July 18, 2017 13:14
The government on Monday asked North Korea for talks between military and Red Cross officials. The Defense Ministry proposed talks on Friday to discuss halting provocations to mark the 64th anniversary of the armistice that ended the Korean War, and the Red Cross wants to discuss the resumption of reunions between family members separated by the war.
Contact between the two Koreas has been suspended since December 2015, and of course some kind of cross-border communication needs to resume. But is this the right time, and is begging the way to go about it? Since North Korea announced it succeeded in launching an intercontinental ballistic missile earlier this month, the UN has been discussing tougher sanctions. The U.S plans a secondary boycott that imposes tough sanctions on companies in third countries that do business with the North. Hasty inter-Korean talks could undermine efforts by the international community to bring the renegade regime to heel. President Moon Jae-in promised his U.S. counterpart Donald Trump to cooperate closely, but it seems unlikely that the U.S. is suddenly behind South Korea's latest peace overtures.
If military talks do take place, Pyongyang will undoubtedly be demanding a halt to U.S.-South Korean military drills, and it will also ask for an end to propaganda broadcasts across the border that seem to be effective in damaging morale among North Korean soldiers. These are precisely the kinds of demands that foment divisions in South Korea between hawks and doves, and they are bound to work their evil magic again.
The broadcasts resumed in response to North Korea's nuclear test in January last year and box-mine attacks along the DMZ that maimed two South Korean soldiers. Nothing has changed since then, and in fact the North has plowed ahead with its nuclear and missile developments with redoubled speed. Why on earth does the government expect that the North will change if it offers a few concessions?
North Korea has always used the reunions of separated families as a purely political tool, and allowed only a select group of its people to meet their long-lost relatives in South Korea. The aim, surely, must be to ensure that all these families can meet each other freely.
The pattern has always been the same. The North ratchets up tensions, the South seeks dialogue, and a few concessions are made. Then the cycle starts again. Previous government officials were fully aware of this, yet they still begged and, in some cases, paid a lot of money for cross-border talks to score political points. As a result, North Korea's nuclear ambitions continued unabated, and peace is an ever more distant dream.

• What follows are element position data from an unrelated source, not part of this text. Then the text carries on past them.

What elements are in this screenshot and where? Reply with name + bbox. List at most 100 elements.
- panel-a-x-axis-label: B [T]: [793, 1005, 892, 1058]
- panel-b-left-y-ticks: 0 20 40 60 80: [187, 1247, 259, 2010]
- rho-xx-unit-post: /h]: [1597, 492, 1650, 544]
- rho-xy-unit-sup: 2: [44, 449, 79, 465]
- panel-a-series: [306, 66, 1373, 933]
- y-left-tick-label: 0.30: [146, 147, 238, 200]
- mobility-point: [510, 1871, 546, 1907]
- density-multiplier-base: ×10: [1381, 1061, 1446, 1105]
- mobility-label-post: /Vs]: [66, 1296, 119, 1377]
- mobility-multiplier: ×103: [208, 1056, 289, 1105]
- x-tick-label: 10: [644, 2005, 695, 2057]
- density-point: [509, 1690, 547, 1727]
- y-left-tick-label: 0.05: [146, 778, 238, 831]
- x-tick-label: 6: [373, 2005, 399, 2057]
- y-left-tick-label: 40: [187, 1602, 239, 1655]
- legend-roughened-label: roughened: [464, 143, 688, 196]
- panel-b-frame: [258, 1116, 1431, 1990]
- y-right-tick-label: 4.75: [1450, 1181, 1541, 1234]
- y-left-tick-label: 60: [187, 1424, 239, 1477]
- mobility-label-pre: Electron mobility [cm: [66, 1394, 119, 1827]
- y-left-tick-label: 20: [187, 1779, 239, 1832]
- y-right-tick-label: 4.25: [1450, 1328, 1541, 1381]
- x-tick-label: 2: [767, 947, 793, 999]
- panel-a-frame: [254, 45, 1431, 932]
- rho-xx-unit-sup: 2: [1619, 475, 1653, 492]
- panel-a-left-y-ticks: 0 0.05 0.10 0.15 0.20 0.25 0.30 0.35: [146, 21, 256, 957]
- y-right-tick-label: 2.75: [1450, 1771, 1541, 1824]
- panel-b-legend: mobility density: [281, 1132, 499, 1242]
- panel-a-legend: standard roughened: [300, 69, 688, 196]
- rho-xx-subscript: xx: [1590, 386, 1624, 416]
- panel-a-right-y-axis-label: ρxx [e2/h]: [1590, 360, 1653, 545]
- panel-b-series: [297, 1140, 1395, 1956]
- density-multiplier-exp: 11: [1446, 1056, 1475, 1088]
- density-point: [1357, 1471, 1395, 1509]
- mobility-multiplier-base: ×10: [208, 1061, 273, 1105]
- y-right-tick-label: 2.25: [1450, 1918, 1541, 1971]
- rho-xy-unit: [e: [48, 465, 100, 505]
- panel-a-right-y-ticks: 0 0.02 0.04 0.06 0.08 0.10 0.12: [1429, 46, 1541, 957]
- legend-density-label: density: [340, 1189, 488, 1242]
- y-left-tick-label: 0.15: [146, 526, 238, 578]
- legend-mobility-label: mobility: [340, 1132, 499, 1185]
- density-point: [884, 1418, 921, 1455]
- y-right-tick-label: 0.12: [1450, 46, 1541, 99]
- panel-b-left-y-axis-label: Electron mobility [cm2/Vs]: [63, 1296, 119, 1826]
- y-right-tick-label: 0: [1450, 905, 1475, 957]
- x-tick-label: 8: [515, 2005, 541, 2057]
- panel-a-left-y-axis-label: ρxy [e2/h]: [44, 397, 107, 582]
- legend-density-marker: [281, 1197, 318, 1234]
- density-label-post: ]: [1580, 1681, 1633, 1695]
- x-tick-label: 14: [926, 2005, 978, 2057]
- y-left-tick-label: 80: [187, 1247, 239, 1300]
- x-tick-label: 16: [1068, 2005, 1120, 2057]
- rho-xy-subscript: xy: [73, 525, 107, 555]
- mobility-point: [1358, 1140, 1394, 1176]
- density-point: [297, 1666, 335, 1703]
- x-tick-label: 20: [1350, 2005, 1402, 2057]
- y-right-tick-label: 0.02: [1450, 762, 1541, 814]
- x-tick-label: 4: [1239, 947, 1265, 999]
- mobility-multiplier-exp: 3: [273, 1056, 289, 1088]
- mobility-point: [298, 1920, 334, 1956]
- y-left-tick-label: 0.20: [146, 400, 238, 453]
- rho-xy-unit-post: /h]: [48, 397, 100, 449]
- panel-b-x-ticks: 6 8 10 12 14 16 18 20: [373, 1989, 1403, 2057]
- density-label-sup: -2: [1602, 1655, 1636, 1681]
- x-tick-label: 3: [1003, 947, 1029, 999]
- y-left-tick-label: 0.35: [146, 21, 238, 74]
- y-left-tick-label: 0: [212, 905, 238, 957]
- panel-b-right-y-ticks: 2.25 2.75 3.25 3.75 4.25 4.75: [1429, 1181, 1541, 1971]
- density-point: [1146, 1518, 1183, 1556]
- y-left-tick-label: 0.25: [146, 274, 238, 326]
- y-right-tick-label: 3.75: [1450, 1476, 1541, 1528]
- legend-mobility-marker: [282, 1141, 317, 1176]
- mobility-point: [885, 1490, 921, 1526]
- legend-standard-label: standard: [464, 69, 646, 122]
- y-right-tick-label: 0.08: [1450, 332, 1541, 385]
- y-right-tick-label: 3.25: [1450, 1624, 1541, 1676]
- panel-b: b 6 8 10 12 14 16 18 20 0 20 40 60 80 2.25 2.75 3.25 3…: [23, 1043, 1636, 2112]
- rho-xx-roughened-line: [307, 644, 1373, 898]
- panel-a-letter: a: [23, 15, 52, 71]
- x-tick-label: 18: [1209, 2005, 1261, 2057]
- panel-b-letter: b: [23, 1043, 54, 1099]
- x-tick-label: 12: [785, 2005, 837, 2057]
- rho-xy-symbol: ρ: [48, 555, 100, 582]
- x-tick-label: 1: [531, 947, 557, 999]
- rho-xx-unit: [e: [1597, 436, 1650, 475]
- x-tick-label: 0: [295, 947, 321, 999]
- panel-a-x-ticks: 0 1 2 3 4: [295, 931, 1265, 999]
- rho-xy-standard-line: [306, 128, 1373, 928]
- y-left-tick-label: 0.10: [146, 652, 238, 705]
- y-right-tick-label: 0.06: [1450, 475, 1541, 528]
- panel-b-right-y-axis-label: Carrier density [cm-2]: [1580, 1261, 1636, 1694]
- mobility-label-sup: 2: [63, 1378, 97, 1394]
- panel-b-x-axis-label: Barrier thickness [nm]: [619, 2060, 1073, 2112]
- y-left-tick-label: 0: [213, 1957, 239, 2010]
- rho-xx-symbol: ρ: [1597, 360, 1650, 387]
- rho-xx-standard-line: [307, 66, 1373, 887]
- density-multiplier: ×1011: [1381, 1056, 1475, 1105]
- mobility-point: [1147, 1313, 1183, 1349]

The new government seems hell-bent on repeating these mistakes. There is no reason for anyone to get excited even if the talks do take place. A fundamental shift in the North's attitude is necessary to achieve denuclearization and peace on the Korean Peninsula, and neither North Korea nor any other autocratic regime has ever made any fundamental changes without strong and continued pressure from the international community.